À ce moment, je ne connaissais toujours pas l'existence de Cristina. Je la connus lors d'une soirée organisée par la fille que j'avais rencontrée dans l'avion. La soirée fut très arrosée et, nous surveillant l'un l'autre, nous avons finalement échangé nos numéros de téléphone et sans marcher exactement droit, je la raccompagnais jusqu'à chez elle, elle dépassait sans s'en rendre compte la rue où elle habitait.

La journée décisive se produit le 10 mars 2006, , une semaine après notre première rencontre, pour l'anniversaire de Cristina je la rejoignais pour danser la salsa au terme d'une journée épique.

Le matin même de ce jour historique, j'étais malade et contrarié, presque furieux, ma voiture venait de s'être faite enlevée par la fourrière, et je pestais une dernière fois avant de conclure et d'écrire sur mon blog (mon bulletin officiel de l'époque) : « Fais chier je me casse ... ». Ces simples mots me soulagèrent énormément, annoncés à la face du monde pour signifier que mon calvaire avait assez duré, j'étais heureux d'enclencher le processus de retour. http://clementsoullard.blogspot.com/2006/03/on-road-again.html


Un collègue m'emmenait à la fourrière sur son scooter et me déposait, mais je ne disposais pas des papiers nécessaires pour récupérer ma voiture à la fourrière, il me fallut téléphoner à mon père afin qu'il envoie un mail certifiant que j'étais bien propriétaire. Si mon père n'avait pas eu de téléphone branché ce soir-là, s'il n'avait pas eu Internet, si mon ami ne m'avait pas déposé à la fourrière et si j'avais du me rendre en bus à la fourrière, tu ne serais sans doute pas là pour lire ces lignes...

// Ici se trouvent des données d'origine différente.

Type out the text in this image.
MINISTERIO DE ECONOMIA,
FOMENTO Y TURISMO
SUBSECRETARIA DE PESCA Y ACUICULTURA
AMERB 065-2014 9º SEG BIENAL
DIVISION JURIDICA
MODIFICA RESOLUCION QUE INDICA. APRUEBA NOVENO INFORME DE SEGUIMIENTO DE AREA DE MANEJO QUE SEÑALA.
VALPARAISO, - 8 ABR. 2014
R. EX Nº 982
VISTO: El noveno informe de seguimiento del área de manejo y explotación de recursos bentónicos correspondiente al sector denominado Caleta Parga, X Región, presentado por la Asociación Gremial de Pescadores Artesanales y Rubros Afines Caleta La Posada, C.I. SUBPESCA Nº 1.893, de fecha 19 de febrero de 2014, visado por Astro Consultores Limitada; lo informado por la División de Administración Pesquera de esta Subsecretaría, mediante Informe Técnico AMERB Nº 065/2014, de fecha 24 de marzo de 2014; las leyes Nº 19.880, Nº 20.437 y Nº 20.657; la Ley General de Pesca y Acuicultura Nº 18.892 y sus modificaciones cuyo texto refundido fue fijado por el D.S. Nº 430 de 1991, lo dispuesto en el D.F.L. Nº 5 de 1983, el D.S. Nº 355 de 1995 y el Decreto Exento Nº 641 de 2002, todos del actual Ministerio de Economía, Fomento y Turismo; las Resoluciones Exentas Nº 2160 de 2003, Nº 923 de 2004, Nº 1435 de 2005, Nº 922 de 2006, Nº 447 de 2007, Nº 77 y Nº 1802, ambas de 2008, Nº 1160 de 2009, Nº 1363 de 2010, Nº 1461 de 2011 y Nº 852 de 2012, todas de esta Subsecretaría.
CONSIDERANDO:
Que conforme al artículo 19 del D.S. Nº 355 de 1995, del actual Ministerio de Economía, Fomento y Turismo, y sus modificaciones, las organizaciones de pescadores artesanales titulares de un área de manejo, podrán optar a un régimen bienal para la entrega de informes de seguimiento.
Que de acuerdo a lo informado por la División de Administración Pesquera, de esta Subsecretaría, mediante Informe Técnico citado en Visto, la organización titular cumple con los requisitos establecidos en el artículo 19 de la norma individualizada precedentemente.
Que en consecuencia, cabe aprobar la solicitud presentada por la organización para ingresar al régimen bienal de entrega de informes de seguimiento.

Au regard de ces événements, il est clair que j'avais rendez-vous avec le destin ce soir-là, car malgré tous ces atermoiements, à onze heures tapantes, j'arrivai à la discothèque avec un dictionnaire de Français sous le bras en guise de cadeau d'anniversaire, j'ignorais alors la portée de ma prémonition. Après un cahipirina je dansais la salsa avec Cristina – fort mal -- et parvenais à mes fins...


Nous sommes allés vite en besogne, parlant peu et fonctionnant surtout à l'instinct. Barcelone me donnait des ailes, comme s'il n'était plus nécessaire d'obéir à aucun schéma, je ne m'embarrassais d'aucun préliminaire romantique. Crisitna me rangeait dans la catégorie fourre-tout des « chicos interesantes », elle y range les artistes, les voyageurs, et plus généralement tous les hommes qui cultivent un jardin secret pour dissimuler leur blessure secrète.

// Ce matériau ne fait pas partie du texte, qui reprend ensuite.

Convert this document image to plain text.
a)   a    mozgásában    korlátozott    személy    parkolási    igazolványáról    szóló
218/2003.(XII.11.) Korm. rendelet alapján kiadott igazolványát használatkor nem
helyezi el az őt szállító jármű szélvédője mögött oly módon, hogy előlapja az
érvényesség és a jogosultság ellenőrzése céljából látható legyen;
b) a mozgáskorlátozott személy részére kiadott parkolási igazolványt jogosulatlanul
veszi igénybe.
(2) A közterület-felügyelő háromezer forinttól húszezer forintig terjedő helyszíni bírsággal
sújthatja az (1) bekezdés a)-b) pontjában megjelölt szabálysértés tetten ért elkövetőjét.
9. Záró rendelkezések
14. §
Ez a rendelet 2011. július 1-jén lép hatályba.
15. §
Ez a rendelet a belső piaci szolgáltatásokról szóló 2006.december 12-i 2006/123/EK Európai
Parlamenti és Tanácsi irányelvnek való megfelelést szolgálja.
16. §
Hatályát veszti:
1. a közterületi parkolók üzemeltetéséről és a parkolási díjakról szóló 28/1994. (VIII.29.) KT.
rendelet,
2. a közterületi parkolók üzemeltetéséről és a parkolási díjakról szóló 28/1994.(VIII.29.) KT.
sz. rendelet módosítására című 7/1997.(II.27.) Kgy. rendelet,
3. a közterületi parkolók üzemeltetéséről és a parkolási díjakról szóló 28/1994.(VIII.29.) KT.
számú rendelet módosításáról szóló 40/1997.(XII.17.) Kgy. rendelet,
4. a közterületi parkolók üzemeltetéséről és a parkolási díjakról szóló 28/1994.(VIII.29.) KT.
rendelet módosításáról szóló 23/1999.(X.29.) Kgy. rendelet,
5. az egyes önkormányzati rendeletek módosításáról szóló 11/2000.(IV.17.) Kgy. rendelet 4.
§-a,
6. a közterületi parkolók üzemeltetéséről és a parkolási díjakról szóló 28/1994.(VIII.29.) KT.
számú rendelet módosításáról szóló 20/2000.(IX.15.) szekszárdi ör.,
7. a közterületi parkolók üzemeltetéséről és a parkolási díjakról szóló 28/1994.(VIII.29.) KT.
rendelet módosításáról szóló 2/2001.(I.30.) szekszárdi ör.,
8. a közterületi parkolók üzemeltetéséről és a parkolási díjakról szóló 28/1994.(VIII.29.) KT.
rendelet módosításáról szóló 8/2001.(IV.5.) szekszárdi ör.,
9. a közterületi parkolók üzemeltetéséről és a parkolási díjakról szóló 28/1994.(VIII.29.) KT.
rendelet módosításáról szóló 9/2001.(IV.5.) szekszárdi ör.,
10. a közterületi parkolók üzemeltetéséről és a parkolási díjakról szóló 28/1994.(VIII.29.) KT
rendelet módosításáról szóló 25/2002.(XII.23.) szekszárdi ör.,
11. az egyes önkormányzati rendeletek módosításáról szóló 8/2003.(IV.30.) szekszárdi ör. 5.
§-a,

Notre histoire commençait à peine, mais déjà, il ne nous restait peu de temps, car je refusais de retarder mes plans, j'allais quitter Barcelone dans trois mois, le compte à rebours était enclenché : trois mois. Alors, pour ne pas perdre de temps, nous nous sommes vus tous les jours, nous donnant rendez-vous à équidistance de nos appartements. Elle se trouvait flattée que je veuille la voir si fréquemment, elle y décelait le signe infaillible d'une passion. Notre relation simple me fis un bien fou, il s'agissait pas d'une grande passion comme celle qu'on voit sur grands écrans, mais d'une simple promenade bucolique, j'allais d'agréables surprises en petits bonheurs développer qui me rendirent simplement heureux et me firent renoncer progressivement à mes fantasmes de tigresses. Je découvrais que l'amour n'était pas forcément source de perpétuels tourments. Cristina, quant à elle, faisait preuve d'un aveuglement certain, occultant délibérément les côtés obscurs, mon empressement, ma tyrannie de l'action, mes sautes d'humeur, elle ne les percevait que très confusément, y trouvant de nombreuses excuses que la raison ne concéderait surement pas, comme si l'amour l'avait rendu très myope, elle ne cherchait pas à comprendre non plus mon obsession de fuite. Mathématiquement, il y avait peu de chance que l'essai soit transformé. Au final, il est évident que si chacun de nous deux avait été raisonnable, rien ne se serait produit. Parce que c'était elle, parce que c'était moi !


Ignorant ces risques de complications, nous étions insouciants volontairement. La semaine, pour nos promenades, nous allions à travers la ville ou sur la butte Monjuic. Nous commencions toujours par manger dans un Kebab en bas de mon appartement, j'arrivais tard et cuisinais peu, pour caler mon estomac, je n'avais pas le temps de cuisiner, parfois elle m'invitait chez elle et me réchauffait des préparations surgelées, ses improvisations légères manquaient souvent de viande et témoignaient de son manque de pratique des hommes.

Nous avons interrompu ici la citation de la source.